Some vague ideas that might or might not help on ‘Heartless’…

When she’s driving home, maybe a bit more between airport and the dog? Felt a bit like there was no interim…airport/donk…

In fact, thought about this – I’d start with the dog incident and cut the opening airport scene, play that back within the narrative? - that’s just me though. Please don’t listen to me. I make stuff up for a living. And I’m really poor.

Or, (oh dear, rambling…) bulk up the airport scene, make hitting the dog the hook at the end of chapter one…

Now, I’ve wound myself in, because you’ve told me this is romance, and it says its romance, but it didn’t really sink in.

I have no idea what’s good romance, and what isn’t. I don’t have any idea as to the pace of a romance, though I’m guessing it needs to be short, so my initial reaction at a woman taking a guy back and then getting into all this deep stuff after five minutes may be skewed – my guess is that’s entirely necessary…

So, I’ve started out on a completely different track, but I’ve typed it up, so I’ll go back…beep beep beep…

As a non-romance reader, I found the abruptness of this relationship a bit strange.
I thought the writing was very good. I liked the general premise, and the back stories. I like the idea of broken people coming together. I’d like to see more depth, a more natural pace to the relationship…but…

I don’t know anything about this genre…so, either tell me to delete this, which I will, quite happily, or I’ll leave you with my two overriding thoughts, which are – unnatural pace, and well-written…

I’m sorry I can’t be any more helpful than that!

Sorry Sorry Sorry!

Isabelle Adams wrote 1007 days ago

Chapter Six is really good. It's romance without dissolving into sappy drivel, articulate and intelligent but also sensitive. I hope there's more of this to be read soon.
Shelved.

TomW wrote 1010 days ago

Comment on Chapter 4...

I think you've got a good idea here. I'm just wondering how I was supposed to know the MC was a cancer cell. I don't recall seeing it in the text itself... Perhaps you could put "his" bits in italics to distinguish them? Also, the POV worried me, because "he" seemed able to see things outside Jack's body.

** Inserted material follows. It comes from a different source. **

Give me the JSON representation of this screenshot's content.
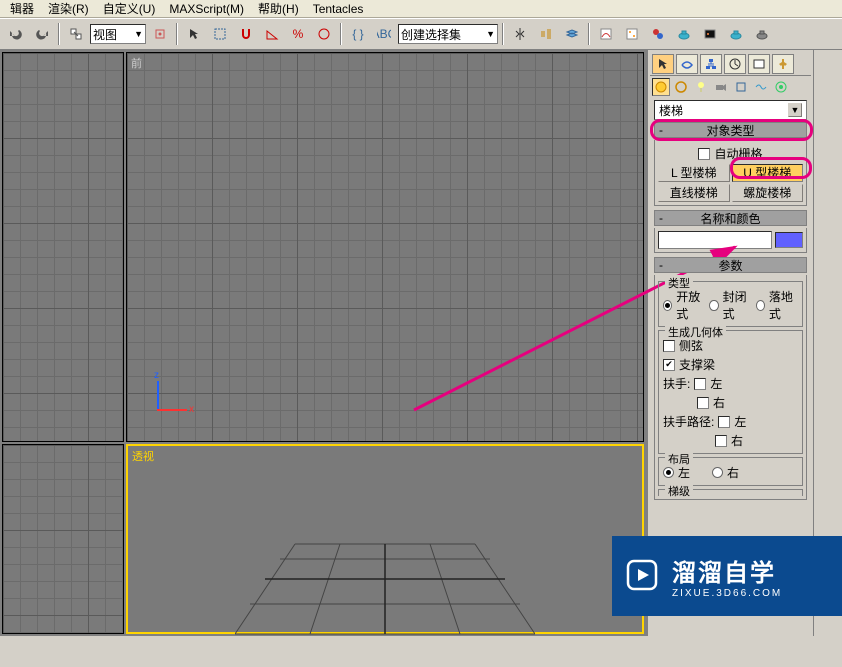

I'll give you a vote for the idea. You're probably aware, however, that you've lost first rights on short stories posted here (particularly important for short stories), and that short story collections are a hard sell for even established novelists. But that's not up to me ;-)

Best wishes with these.

Regards,

TomW

teen4writing wrote 1011 days ago

Hi Ms. Edwards,

This is a wonderfully interesting array of short stories. You have a lovely writing style and you are great at telling stories. :)

Shelved with pleasure!

Love,
Sara :o)

Lesley Barker wrote 1011 days ago

I think you write quite well but I can't do the subject. Sorry

rafal lewandowski wrote 1022 days ago

First story fun to read, couldn´t stop. Rarely happens recently with anything I start reading. (haven´t read the rest)

thank you for that.

with love

Quenntis wrote 1029 days ago

Subtle, like a good red wine. "Heartless" shows two people connecting with each other and exploring each other's worlds. Lovely. Well-written characters that can really go places together.

Q
Tales Tell Tales

PS Thanks for your stories. They were a breath of fresh air! And quite a range, too! I've enjoyed having it on my shelf

Quenntis wrote 1029 days ago

"Where there's life" has potential to be a sci-fi story, definitely. Perhaps the treatment could be the introduction of smart nanomachines that are injected into the blood. They learn to 'chat' to the cancer and in a game of biological tic tac toe the nanos win. Maybe the cancer could be convinced or bullied into making Jack's legs start regrowing? Lots of potential here. I like it. I'll keep you on my shelf until I've read all the stories. Taking a break from reading novels. What a relief.

Q
Tales Tell Tales

Quenntis wrote 1031 days ago

Story 2 has the perfect title. Ambiguous. Liz is the real widow, but Julie is the only dutiful one. So ironic. Can't wait to read number three.